I figure this is a safe place to write. I need to write. I need an outlet. I'm lonely and I hate it here.

Well, I don't HATE it. I am trying to like it. But dammit I miss my old life. I miss my job at Club Teasdale. For the first time in my life I was doing exactly what I wanted to do. I did something important. I built an after school program where there wasn't one before. I filled an empty abandoned rec building with craft supplies and playground equipment and I started a camp program there in the summer. For two years that building was mine to run. And then I had to leave. Someone I've never met took it over. Now I don't even know what to answer if someone asks, "So what do you do?" Not that anyone is asking.
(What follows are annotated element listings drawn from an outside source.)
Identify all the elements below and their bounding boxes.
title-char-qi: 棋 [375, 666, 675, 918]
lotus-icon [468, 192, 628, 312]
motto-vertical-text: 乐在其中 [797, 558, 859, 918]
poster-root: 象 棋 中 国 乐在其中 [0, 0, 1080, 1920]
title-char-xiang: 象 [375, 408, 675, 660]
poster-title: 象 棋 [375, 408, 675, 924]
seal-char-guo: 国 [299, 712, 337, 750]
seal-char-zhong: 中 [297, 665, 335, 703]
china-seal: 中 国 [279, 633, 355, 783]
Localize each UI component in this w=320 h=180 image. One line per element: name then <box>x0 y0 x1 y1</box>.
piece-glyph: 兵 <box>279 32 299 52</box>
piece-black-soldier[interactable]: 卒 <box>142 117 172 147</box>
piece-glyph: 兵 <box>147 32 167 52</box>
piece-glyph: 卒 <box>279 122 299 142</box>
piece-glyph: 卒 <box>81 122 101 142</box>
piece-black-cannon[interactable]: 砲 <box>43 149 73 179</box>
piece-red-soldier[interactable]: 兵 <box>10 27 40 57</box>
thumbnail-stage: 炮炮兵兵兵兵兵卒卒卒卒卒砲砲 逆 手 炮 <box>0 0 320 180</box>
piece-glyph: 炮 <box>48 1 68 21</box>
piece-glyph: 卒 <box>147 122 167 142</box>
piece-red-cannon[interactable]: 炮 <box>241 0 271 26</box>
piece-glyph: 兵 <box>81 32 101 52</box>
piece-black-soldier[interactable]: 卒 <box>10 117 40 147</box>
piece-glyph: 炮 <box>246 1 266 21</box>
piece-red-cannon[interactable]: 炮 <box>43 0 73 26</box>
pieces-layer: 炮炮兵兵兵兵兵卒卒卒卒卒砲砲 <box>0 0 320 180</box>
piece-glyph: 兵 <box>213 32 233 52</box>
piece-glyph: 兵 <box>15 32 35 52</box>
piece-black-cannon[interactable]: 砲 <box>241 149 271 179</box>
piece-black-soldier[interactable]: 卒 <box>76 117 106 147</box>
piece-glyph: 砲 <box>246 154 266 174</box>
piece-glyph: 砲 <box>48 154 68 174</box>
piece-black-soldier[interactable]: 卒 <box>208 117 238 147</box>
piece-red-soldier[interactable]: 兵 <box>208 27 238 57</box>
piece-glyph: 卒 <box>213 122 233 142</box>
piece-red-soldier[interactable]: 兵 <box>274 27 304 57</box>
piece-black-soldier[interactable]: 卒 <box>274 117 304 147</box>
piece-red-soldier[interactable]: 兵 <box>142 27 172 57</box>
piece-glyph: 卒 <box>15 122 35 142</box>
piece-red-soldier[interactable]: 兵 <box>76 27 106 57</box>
I miss my house. God, I loved that house. Every day we lived there I felt lucky that it was ours. Maybe because I knew we wouldn't be there very long because that's our lot in life. Every few years we move. We lived in that house longer than we ever lived anywhere (5 years). If you had told me one year ago that next year we'd be living in Canada, I wouldn't believe it. I wasn't ready to leave. Yet here we are. In a house that's smaller and more expensive in a city we had never even been to before. Toronto.

We are here because my husband got an opportunity to do what he wants to do. His work is always the reason we move. He was never doing what he loved in Seattle but we built a nice life for ourselves while we were there, regardless. We could have stayed. I wish we had stayed. But an opportunity came up and we jumped on it. We packed up the kids and dog and cat and bunny and hamster and we drove across Canada and lived in a high rise hotel in downtown Toronto for 2 weeks while we looked for a place to live. Now, we're one month in. We have a house and all our stuff is nearly unpacked in it. There is no turning back. Erik goes off to work every weekday and I walk the kids to school and come home and sit on the couch and stare the walls and cry. I don't think I have the energy to reinvent myself again.